Door mijn bewegingen gingen de lichten automatisch aan toen ik de ruime woonkamer binnenkwam en ik dwong mezelf te doen alsof ik thuis was. Mijn eigen kamer was een eindje verderop de hal door, en ik ging ernaartoe. Ik bleef even op de drempel staan om de absurde aanblik in me op te nemen van de kopie van mijn eigen slaapkamer in Gideons woning. Het leek er ongelooflijk veel op, van de kleur van het behang tot het meubilair en de stoffering, maar ik werd toch wel nerveus van het bestaan ervan.
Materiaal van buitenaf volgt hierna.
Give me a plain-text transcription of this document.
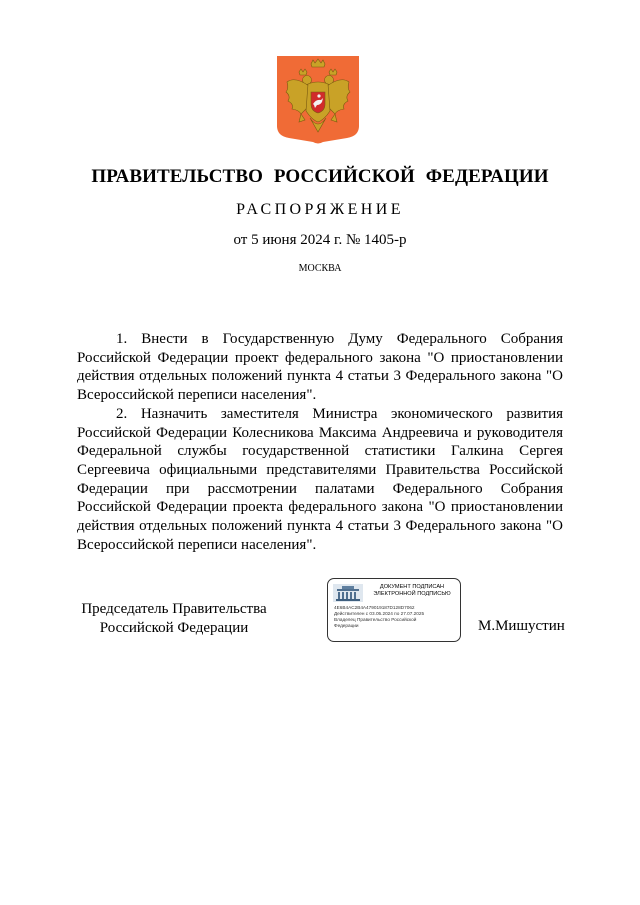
ПРАВИТЕЛЬСТВО РОССИЙСКОЙ ФЕДЕРАЦИИ
РАСПОРЯЖЕНИЕ
от 5 июня 2024 г. № 1405-р
МОСКВА

1. Внести в Государственную Думу Федерального Собрания Российской Федерации проект федерального закона "О приостановлении действия отдельных положений пункта 4 статьи 3 Федерального закона "О Всероссийской переписи населения".

2. Назначить заместителя Министра экономического развития Российской Федерации Колесникова Максима Андреевича и руководителя Федеральной службы государственной статистики Галкина Сергея Сергеевича официальными представителями Правительства Российской Федерации при рассмотрении палатами Федерального Собрания Российской Федерации проекта федерального закона "О приостановлении действия отдельных положений пункта 4 статьи 3 Федерального закона "О Всероссийской переписи населения".

Председатель Правительства
Российской Федерации
ДОКУМЕНТ ПОДПИСАН
ЭЛЕКТРОННОЙ ПОДПИСЬЮ
4E6B4AC2B4A479019187D128D7062
Действителен с 03.05.2024 по 27.07.2025
Владелец Правительство Российской
Федерации	М.Мишустин
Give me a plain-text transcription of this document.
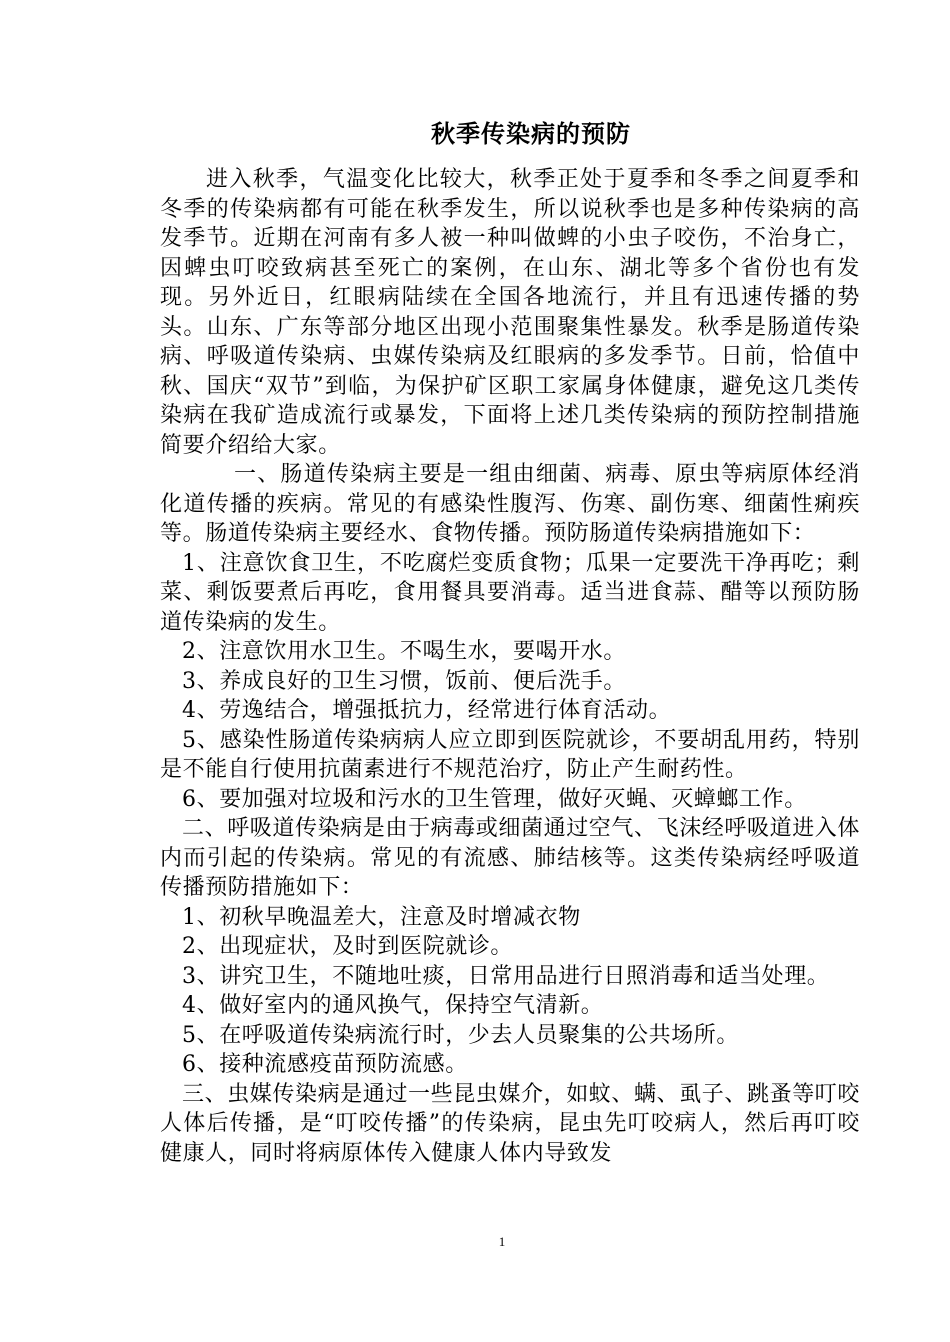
秋季传染病的预防

进入秋季，气温变化比较大，秋季正处于夏季和冬季之间夏季和冬季的传染病都有可能在秋季发生，所以说秋季也是多种传染病的高发季节。近期在河南有多人被一种叫做蜱的小虫子咬伤，不治身亡，因蜱虫叮咬致病甚至死亡的案例，在山东、湖北等多个省份也有发现。另外近日，红眼病陆续在全国各地流行，并且有迅速传播的势头。山东、广东等部分地区出现小范围聚集性暴发。秋季是肠道传染病、呼吸道传染病、虫媒传染病及红眼病的多发季节。日前，恰值中秋、国庆“双节”到临，为保护矿区职工家属身体健康，避免这几类传染病在我矿造成流行或暴发，下面将上述几类传染病的预防控制措施简要介绍给大家。

一、肠道传染病主要是一组由细菌、病毒、原虫等病原体经消化道传播的疾病。常见的有感染性腹泻、伤寒、副伤寒、细菌性痢疾等。肠道传染病主要经水、食物传播。预防肠道传染病措施如下：

1、注意饮食卫生，不吃腐烂变质食物；瓜果一定要洗干净再吃；剩菜、剩饭要煮后再吃，食用餐具要消毒。适当进食蒜、醋等以预防肠道传染病的发生。

2、注意饮用水卫生。不喝生水，要喝开水。

3、养成良好的卫生习惯，饭前、便后洗手。

4、劳逸结合，增强抵抗力，经常进行体育活动。

5、感染性肠道传染病病人应立即到医院就诊，不要胡乱用药，特别是不能自行使用抗菌素进行不规范治疗，防止产生耐药性。

6、要加强对垃圾和污水的卫生管理，做好灭蝇、灭蟑螂工作。

二、呼吸道传染病是由于病毒或细菌通过空气、飞沫经呼吸道进入体内而引起的传染病。常见的有流感、肺结核等。这类传染病经呼吸道传播预防措施如下：

1、初秋早晚温差大，注意及时增减衣物

2、出现症状，及时到医院就诊。

3、讲究卫生，不随地吐痰，日常用品进行日照消毒和适当处理。

4、做好室内的通风换气，保持空气清新。

5、在呼吸道传染病流行时，少去人员聚集的公共场所。

6、接种流感疫苗预防流感。

三、虫媒传染病是通过一些昆虫媒介，如蚊、螨、虱子、跳蚤等叮咬人体后传播，是“叮咬传播”的传染病，昆虫先叮咬病人，然后再叮咬健康人，同时将病原体传入健康人体内导致发

1
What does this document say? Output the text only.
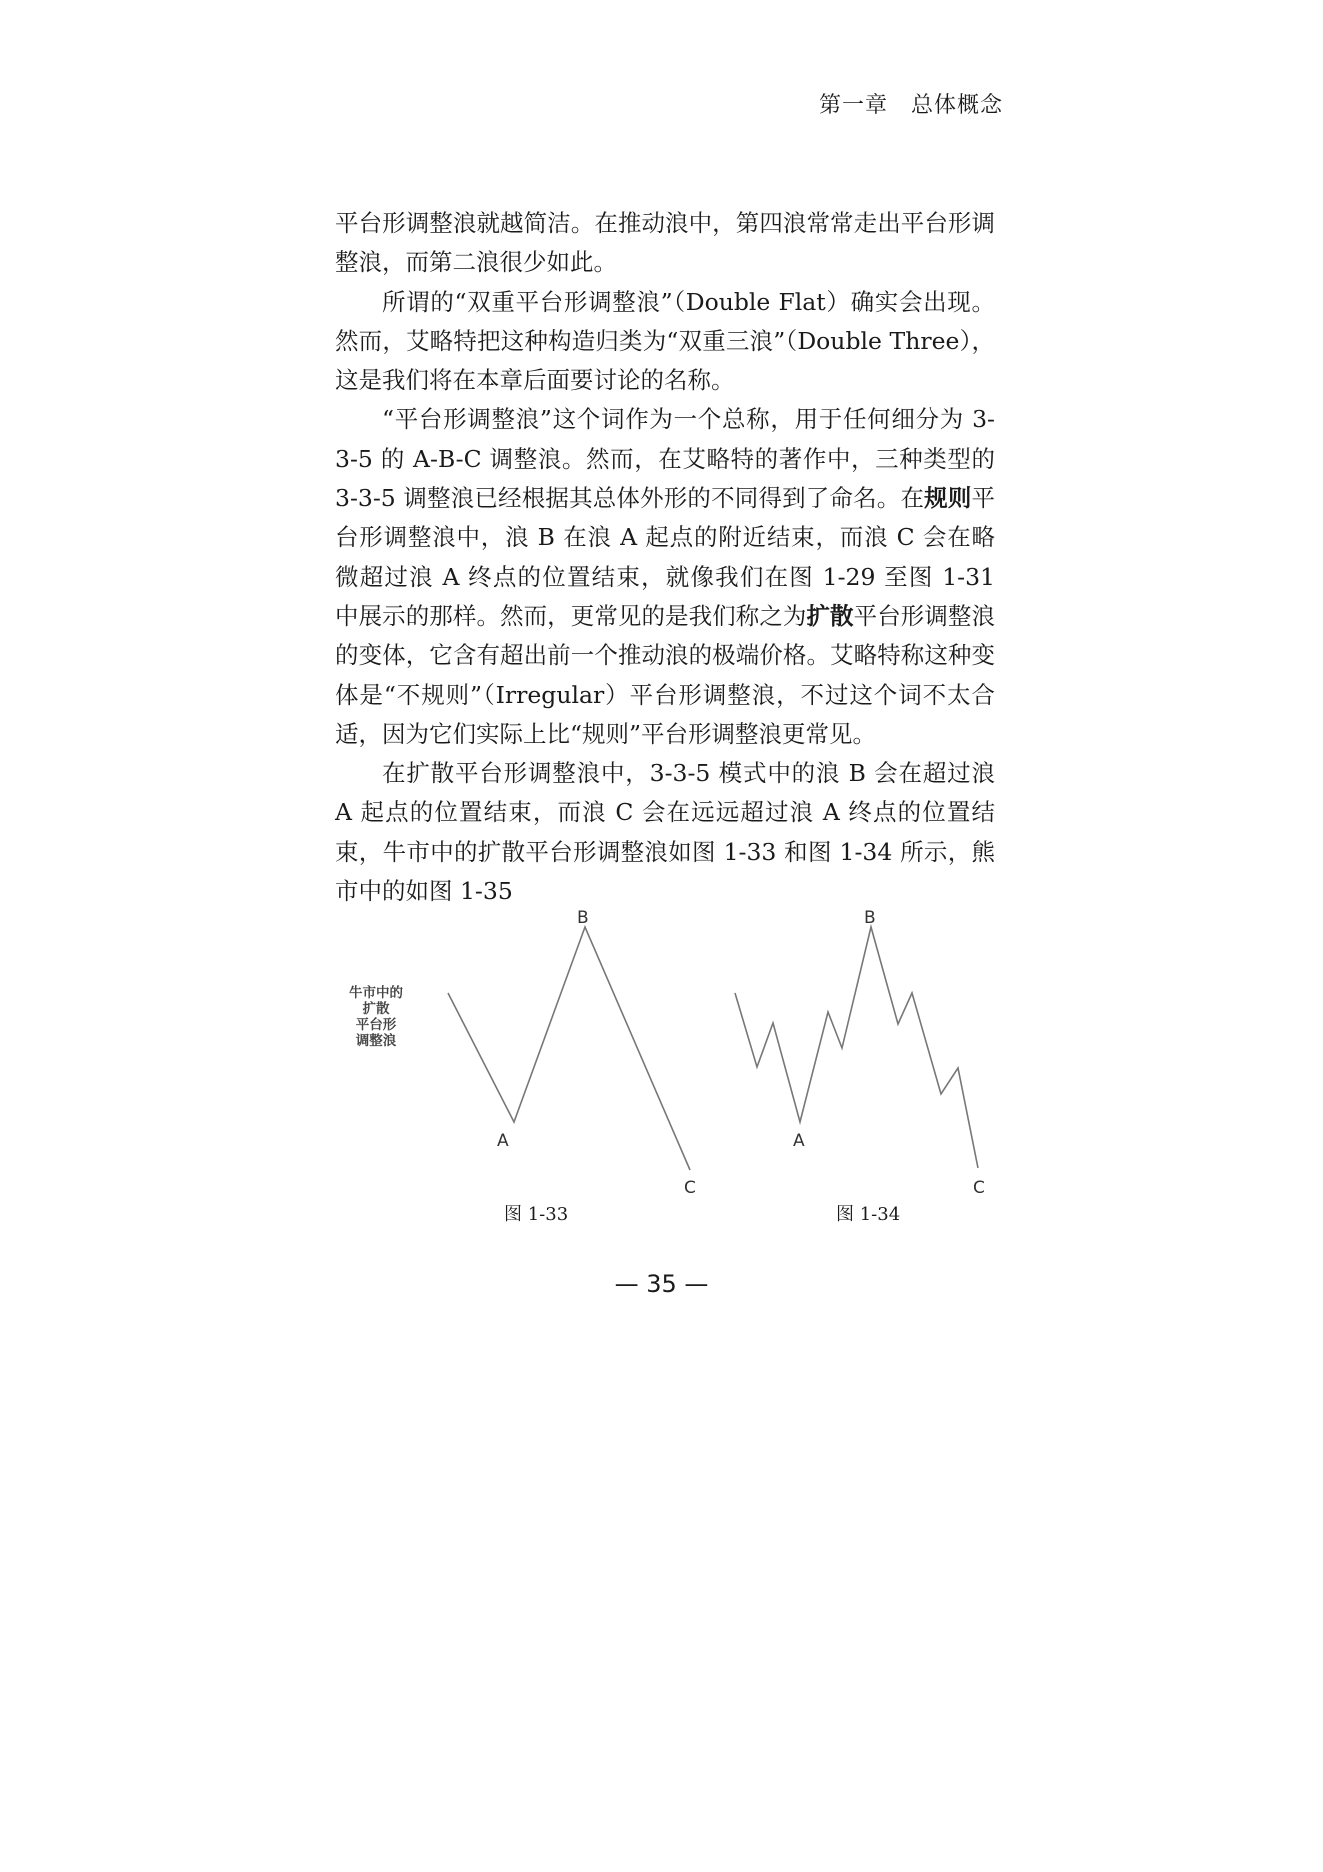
第一章　总体概念

平台形调整浪就越简洁。在推动浪中，第四浪常常走出平台形调整浪，而第二浪很少如此。

所谓的“双重平台形调整浪”（Double Flat）确实会出现。然而，艾略特把这种构造归类为“双重三浪”（Double Three），这是我们将在本章后面要讨论的名称。

“平台形调整浪”这个词作为一个总称，用于任何细分为 3-3-5 的 A-B-C 调整浪。然而，在艾略特的著作中，三种类型的 3-3-5 调整浪已经根据其总体外形的不同得到了命名。在规则平台形调整浪中，浪 B 在浪 A 起点的附近结束，而浪 C 会在略微超过浪 A 终点的位置结束，就像我们在图 1-29 至图 1-31 中展示的那样。然而，更常见的是我们称之为扩散平台形调整浪的变体，它含有超出前一个推动浪的极端价格。艾略特称这种变体是“不规则”（Irregular）平台形调整浪，不过这个词不太合适，因为它们实际上比“规则”平台形调整浪更常见。

在扩散平台形调整浪中，3-3-5 模式中的浪 B 会在超过浪 A 起点的位置结束，而浪 C 会在远远超过浪 A 终点的位置结束，牛市中的扩散平台形调整浪如图 1-33 和图 1-34 所示，熊市中的如图 1-35

牛市中的
扩散
平台形
调整浪
B
A
C
B
A
C
图 1-33	图 1-34
— 35 —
Gideon had hem bedoeld als mijn veilige zone, een plek waar ik naartoe kon vluchten als ik wat ruimte nodig had. In een bepaald opzicht vluchtte ik er nu blijkbaar ook heen, door die kamer te gebruiken in plaats van zijn woonkamer.
Ik zette mijn sporttas en handtas op het bed, nam een douche en trok een van de Cross Industries-T-shirts aan die Gideon voor me had klaargelegd. Ik probeerde er niet aan te denken waarom hij nog steeds niet thuis was. Ik had net een glas wijn ingeschonken en de televisie in zijn woonkamer aangezet toen mijn smartphone ging.
‘Hallo?’ zei ik, omdat ik het nummer zonder naam op het scherm niet herkende.
‘Eva? Je spreekt met Shawna.’
‘O! Hé, Shawna.’ Ik probeerde niet teleurgesteld te klinken.
‘Ik hoop dat ik je niet stoor door zo laat te bellen.’
Ik keek naar het scherm van mijn telefoon en zag dat het bijna negen uur was. Er kwam wat jaloezie bij mijn bezorgdheid. Waar was hij toch? ‘Geeft niet, hoor. Ik zit toch maar een beetje tv te kijken.’
‘Sorry dat ik gisteravond niet kon opnemen. Ik weet dat het kort dag is, maar ik wilde kijken of je zin had om vrijdag mee te gaan naar een concert van Six-Ninths.’